Woodford Green MP Iain Duncan Smith has sensationally resigned as work and pensions secretary tonight citing pressure to make cuts to disability benefits.

Mr Duncan Smith’s shock decision comes just two days after controversial changes to Personal Independent Payments (PIP) announced in the Budget.

The £4billion of planned cuts to the benefit, which covers the extra costs of living with a disability, are expected to affect 640,000 people.

In his resignation letter, Mr Duncan Smith said he was “incredibly proud” of welfare reforms delivered by the government over the past five years.

“Those reforms have helped to generate record rates of employment and in particular a substantial reduction in workless households.

“I truly believe that we have made changes that will greatly improve the life chances of the most disadvantaged people in this country and increase their opportunities to thrive.

“I have for some time and rather reluctantly come to believe that the latest changes to benefits to the disabled and the context in which they’ve been made are, a compromise too far.

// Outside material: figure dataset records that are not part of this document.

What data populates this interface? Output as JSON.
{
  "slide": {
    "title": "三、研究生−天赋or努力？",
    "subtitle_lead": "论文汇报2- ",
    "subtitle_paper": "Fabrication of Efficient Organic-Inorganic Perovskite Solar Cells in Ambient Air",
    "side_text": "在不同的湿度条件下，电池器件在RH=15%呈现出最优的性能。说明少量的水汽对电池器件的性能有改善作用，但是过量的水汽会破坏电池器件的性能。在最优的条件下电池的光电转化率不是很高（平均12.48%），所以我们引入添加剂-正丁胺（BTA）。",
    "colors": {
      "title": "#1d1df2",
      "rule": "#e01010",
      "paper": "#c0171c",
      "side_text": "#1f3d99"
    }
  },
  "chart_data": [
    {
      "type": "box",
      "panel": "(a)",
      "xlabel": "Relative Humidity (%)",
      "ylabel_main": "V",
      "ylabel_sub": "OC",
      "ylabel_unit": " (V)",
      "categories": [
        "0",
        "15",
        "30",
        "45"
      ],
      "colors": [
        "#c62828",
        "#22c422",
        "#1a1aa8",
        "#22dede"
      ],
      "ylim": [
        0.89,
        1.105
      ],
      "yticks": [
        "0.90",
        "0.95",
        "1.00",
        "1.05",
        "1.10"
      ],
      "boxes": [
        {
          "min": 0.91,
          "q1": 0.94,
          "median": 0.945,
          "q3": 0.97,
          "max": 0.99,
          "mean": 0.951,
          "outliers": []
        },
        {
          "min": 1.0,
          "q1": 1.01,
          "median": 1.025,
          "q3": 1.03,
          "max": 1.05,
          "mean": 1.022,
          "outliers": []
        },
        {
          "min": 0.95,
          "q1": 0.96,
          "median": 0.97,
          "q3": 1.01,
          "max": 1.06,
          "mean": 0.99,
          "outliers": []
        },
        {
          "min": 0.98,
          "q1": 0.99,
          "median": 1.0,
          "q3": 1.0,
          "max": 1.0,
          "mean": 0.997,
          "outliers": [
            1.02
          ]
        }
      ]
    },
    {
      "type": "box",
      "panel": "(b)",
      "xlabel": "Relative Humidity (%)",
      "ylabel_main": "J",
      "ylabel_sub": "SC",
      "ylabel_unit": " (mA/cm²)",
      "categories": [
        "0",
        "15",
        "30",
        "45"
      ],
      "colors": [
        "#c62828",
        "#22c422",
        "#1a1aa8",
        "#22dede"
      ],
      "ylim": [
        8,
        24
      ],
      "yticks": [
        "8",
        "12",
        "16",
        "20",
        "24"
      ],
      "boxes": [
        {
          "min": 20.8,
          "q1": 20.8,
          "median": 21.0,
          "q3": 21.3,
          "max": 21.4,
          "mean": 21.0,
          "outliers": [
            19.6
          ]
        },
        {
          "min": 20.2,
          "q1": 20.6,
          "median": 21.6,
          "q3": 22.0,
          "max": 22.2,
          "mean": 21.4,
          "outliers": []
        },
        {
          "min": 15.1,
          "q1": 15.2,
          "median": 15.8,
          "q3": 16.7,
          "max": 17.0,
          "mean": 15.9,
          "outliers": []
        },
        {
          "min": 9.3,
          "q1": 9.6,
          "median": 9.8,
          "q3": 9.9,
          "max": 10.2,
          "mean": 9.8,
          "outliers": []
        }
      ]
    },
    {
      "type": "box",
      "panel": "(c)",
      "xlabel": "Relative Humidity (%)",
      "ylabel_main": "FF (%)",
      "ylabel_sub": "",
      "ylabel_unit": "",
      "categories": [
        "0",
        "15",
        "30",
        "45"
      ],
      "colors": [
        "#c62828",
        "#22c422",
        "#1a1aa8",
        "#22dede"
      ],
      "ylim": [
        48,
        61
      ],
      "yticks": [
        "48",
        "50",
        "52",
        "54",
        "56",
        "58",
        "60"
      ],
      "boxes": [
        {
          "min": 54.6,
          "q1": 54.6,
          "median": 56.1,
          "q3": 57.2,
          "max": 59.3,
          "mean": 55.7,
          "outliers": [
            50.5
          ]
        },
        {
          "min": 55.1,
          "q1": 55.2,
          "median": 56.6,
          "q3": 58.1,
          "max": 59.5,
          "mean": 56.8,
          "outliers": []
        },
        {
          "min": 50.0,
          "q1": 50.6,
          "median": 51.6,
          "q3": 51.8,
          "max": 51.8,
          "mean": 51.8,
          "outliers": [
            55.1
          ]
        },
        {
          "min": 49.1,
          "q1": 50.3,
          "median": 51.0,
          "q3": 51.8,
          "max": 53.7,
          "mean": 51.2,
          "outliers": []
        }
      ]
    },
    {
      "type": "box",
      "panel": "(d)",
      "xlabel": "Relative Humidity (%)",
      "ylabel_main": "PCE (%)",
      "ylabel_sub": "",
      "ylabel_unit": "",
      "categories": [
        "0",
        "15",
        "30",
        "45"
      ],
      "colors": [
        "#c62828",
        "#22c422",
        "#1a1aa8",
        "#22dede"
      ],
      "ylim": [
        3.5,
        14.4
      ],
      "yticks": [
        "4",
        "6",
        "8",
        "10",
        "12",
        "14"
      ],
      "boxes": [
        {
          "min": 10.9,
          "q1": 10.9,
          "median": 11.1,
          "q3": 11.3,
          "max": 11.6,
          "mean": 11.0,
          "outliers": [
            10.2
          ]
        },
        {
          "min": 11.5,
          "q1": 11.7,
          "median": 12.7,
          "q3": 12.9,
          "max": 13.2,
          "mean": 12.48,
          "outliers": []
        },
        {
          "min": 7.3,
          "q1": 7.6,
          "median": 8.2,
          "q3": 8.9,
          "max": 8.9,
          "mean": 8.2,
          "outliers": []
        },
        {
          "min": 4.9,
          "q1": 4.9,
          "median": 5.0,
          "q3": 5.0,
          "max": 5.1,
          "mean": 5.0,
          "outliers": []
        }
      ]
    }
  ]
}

“While they are defensible in narrow terms, given the continuing deficit, they are not defensible in the way they were placed within a Budget that benefits higher earning taxpayers.”

He said he believed certain policies were “more and more perceived as distinctly political rather than in the national economic interest”.

“Too often my team and I have been pressured in the immediate run up to a budget or fiscal event to deliver yet more reductions to the working age benefit bill.

“There has been too much emphasis on money saving exercises and not enough awareness from the Treasury, in particular, that the government’s vision of a new welfare-to-work system could not be repeatedly salami-sliced.”